Em nota, a nova empresa administradora da obra em Lagoinha, a Residence Club, afirma que desde que assumiu, há 9 meses, o comando da empresa, iniciou o processo de reestruturação do negócio.

“Com apoio dos investidores, nós efetuamos uma análise profunda dos projetos vigentes e traçamos um plano para os empreendimentos atuais. Para o Residence Club at the Hard Rock Hotel Fortaleza, apesar das obras não terem sido interrompidas, nós contratamos recentemente a WR Engenharia, que está formatando o seu cronograma de obras para apresentação aos nossos clientes”. 

Contudo, a reportagem também questionou se há um novo prazo para o empreendimento ser entregue e se o empreendimento chegou a vender todas as cotas previstas para viabilizar a obra.

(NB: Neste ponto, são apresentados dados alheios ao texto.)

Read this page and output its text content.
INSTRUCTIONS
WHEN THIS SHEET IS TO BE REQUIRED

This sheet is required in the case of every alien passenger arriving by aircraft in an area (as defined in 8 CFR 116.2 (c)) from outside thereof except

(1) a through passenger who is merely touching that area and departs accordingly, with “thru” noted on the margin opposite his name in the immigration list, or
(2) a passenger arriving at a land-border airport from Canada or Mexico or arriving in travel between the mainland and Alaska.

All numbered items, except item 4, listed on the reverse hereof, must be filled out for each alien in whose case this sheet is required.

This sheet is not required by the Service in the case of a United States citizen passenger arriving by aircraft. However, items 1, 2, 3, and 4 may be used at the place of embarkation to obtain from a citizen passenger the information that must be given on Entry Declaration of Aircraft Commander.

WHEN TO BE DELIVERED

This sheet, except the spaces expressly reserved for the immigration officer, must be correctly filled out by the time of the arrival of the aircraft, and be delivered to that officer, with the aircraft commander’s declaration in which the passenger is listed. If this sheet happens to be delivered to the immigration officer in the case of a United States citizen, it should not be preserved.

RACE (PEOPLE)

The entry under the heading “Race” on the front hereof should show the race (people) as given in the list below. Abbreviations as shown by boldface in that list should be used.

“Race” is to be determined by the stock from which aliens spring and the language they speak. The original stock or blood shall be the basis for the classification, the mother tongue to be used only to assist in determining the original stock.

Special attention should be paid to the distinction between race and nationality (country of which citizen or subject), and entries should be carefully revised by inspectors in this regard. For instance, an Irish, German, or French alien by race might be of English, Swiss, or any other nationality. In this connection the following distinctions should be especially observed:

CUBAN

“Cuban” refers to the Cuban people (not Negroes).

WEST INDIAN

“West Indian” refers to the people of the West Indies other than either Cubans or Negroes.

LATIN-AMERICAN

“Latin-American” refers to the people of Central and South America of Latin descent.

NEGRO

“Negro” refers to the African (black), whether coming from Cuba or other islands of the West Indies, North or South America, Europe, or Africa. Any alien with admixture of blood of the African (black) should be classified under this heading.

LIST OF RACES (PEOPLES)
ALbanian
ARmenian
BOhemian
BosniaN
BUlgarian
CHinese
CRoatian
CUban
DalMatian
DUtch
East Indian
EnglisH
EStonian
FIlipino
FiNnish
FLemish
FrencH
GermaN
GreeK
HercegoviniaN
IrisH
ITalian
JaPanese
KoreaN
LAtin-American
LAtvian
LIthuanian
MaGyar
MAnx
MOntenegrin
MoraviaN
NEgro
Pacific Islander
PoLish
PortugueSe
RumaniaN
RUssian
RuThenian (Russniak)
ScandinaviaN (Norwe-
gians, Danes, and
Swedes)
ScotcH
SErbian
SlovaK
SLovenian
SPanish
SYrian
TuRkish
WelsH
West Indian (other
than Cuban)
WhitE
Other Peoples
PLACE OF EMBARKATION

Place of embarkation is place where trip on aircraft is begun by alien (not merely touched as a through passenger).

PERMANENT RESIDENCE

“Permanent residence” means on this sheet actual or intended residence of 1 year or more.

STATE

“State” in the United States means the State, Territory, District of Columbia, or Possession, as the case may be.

Além disso, também foi perguntado quantos contratos de aquisição firmados continuam em vigor e como a empresa avalia o processo de desgaste da marca no Ceará.

Até a publicação desta matéria, a empresa não respondeu. O espaço segue aberto para novos esclarecimentos. 

O que diz a Hard Rock Internacional

Procurada por meio de sua assessoria no Brasil, a marca Hard Rock Internacional se manifestou.  

Hard Rock International tem acompanhado de perto a situação da obra da propriedade em construção pela Residence Club S/A na Praia da Lagoinha, no Ceará. Nossa expectativa é de que a empresa possa oferecer o mais rápido possível um novo cronograma dos trabalhos para a própria Hard Rock International e demais envolvidos".
Hard Rock Internacional

No fim do mês de setembro, para a coluna de Victor Ximenes, a marca esclareceu que sua atuação na propriedade da Praia de Lagoinha começará "após a conclusão das obras e com foco na operação do hotel".

Segundo a empresa, a construção e a comercialização do imóvel, no modelo multipropriedade, "são de responsabilidade da Residence Club S/A".